QAG Engine: Reasoning-First AI on NVIDIA GPUs
Current artificial intelligence systems largely excel at information retrieval, often relying on vast datasets to identify patterns and generate responses. However, a shift toward systems prioritizing deterministic decision-making is now underway, spearheaded by Quantum General Intelligence (QGI). QGI’s newly unveiled QAG Engine represents a departure from this retrieval-centric approach, aiming to establish a reasoning layer for AI that emphasizes correctness and control. Unlike many quantum-inspired AI initiatives, QGI is focused on immediate implementation, bypassing the need for fully functional quantum computers. Central to this system is Q-Prime, a quantum-structured embedding model specifically engineered to operate on existing NVIDIA GPU infrastructure. This allows QGI to apply the principles of quantum mechanics, including Hilbert-space representations, within the constraints of classical computing. Q-Prime encodes enterprise data into a quantum-structured hypergraph, preserving crucial relationships often lost in conventional embeddings, and processes this structure through QGI’s Hilbert-Space Compacting (HSC) layer.
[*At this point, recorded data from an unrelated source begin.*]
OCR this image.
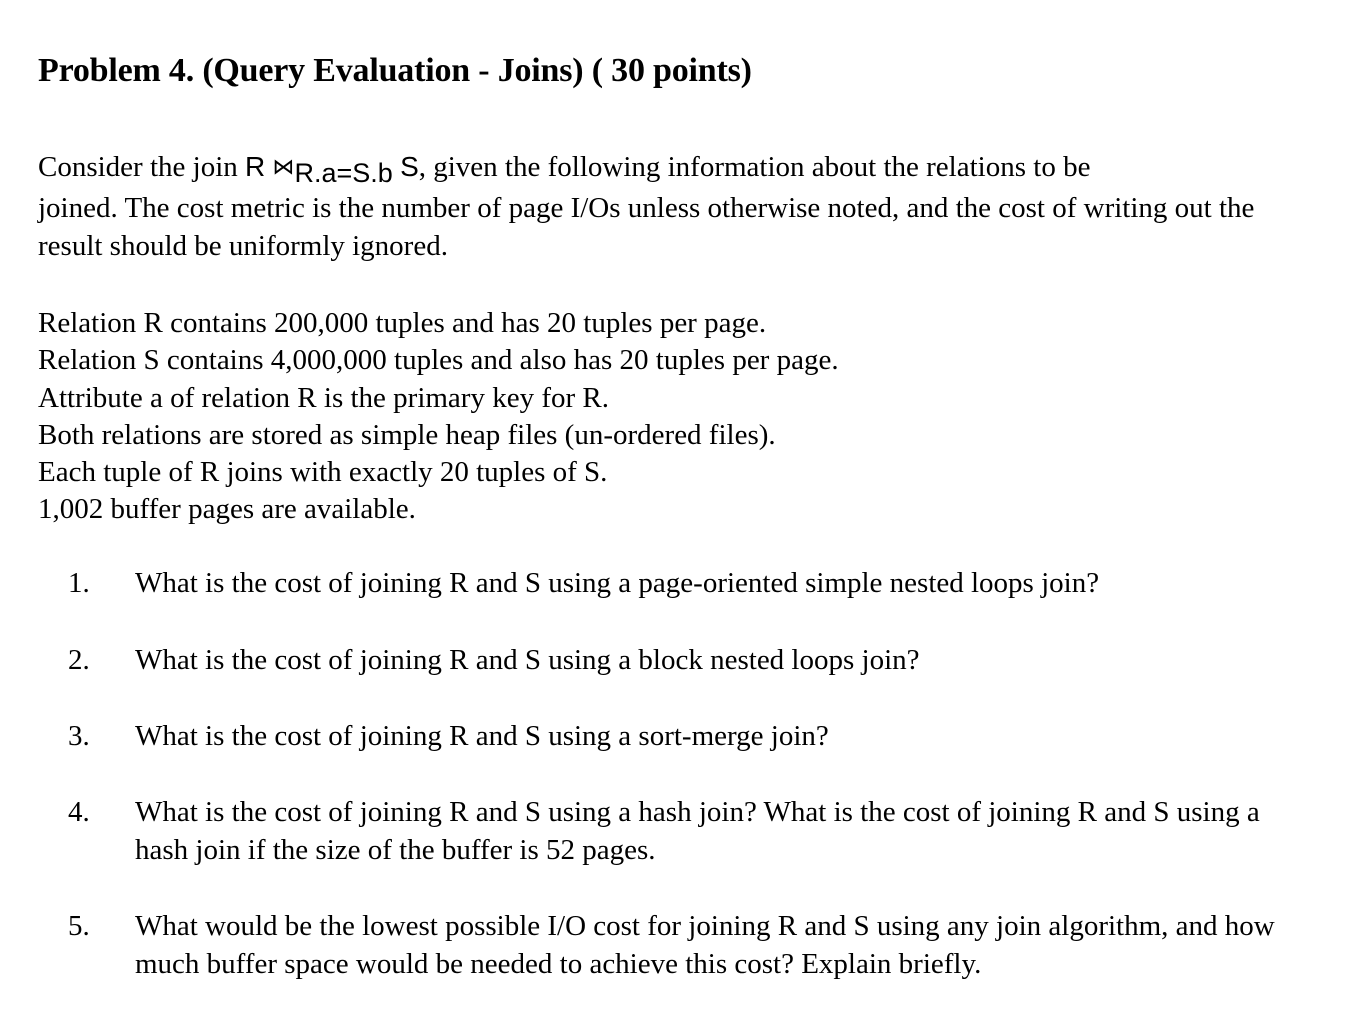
Problem 4. (Query Evaluation - Joins) ( 30 points)
Consider the join R ⋈R.a=S.b S, given the following information about the relations to be
joined. The cost metric is the number of page I/Os unless otherwise noted, and the cost of writing out the result should be uniformly ignored.
Relation R contains 200,000 tuples and has 20 tuples per page.
Relation S contains 4,000,000 tuples and also has 20 tuples per page.
Attribute a of relation R is the primary key for R.
Both relations are stored as simple heap files (un-ordered files).
Each tuple of R joins with exactly 20 tuples of S.
1,002 buffer pages are available.
1. What is the cost of joining R and S using a page-oriented simple nested loops join?
2. What is the cost of joining R and S using a block nested loops join?
3. What is the cost of joining R and S using a sort-merge join?
4. What is the cost of joining R and S using a hash join? What is the cost of joining R and S using a hash join if the size of the buffer is 52 pages.
5. What would be the lowest possible I/O cost for joining R and S using any join algorithm, and how much buffer space would be needed to achieve this cost? Explain briefly.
QGI intends the QAG Engine to function as core infrastructure, delivering structured reasoning, deterministic signal generation, and traceable inference for applications spanning financial services, healthcare, and legal systems. Sam Sammane emphasized the engine’s focus on delivering verifiable results.
The QAG Engine is designed to move AI from probabilistic outputs to structured, reliable reasoning.
Dr. Sam Sammane, CTO and Founder of QGI
Enterprise Applications: Finance, Healthcare, and Legal Systems
The company’s QAG Engine, powered by the Q-Prime embedding model, is designed to address limitations inherent in retrieval-augmented generation (RAG) systems, specifically fragmented data, incomplete retrieval, and a lack of verifiable reasoning. QGI asserts this new architecture delivers structured reasoning over enterprise knowledge, generating deterministic signals for enhanced decision support and traceable inference. Initial applications target areas demanding high reliability; financial services can leverage the engine for underwriting and risk evaluation, while healthcare professionals may utilize it for clinical decision support and structured medical reasoning. Legal teams stand to benefit from policy analysis and contract reasoning capabilities, and regulatory operations can streamline audit and reporting workflows. Unlike many quantum-inspired AI initiatives, QGI emphasizes immediate usability, with Q-Prime and QAG operating on existing NVIDIA GPUs using CUDA-Q and cuTensorNet. “We are applying quantum algorithms to real enterprise systems today,” said Dr. Sam Sammane, CTO and Founder of QGI.
QGI positions the QAG Engine not merely as a model, but as foundational infrastructure, delivering versioned knowledge and reproducible outputs for critical enterprise applications. The company anticipates further expansion into persistent AI agent memory, long-context reasoning, and multi-agent coordination, suggesting a broad vision for the future of enterprise AI.
We are applying quantum algorithms to real enterprise systems today.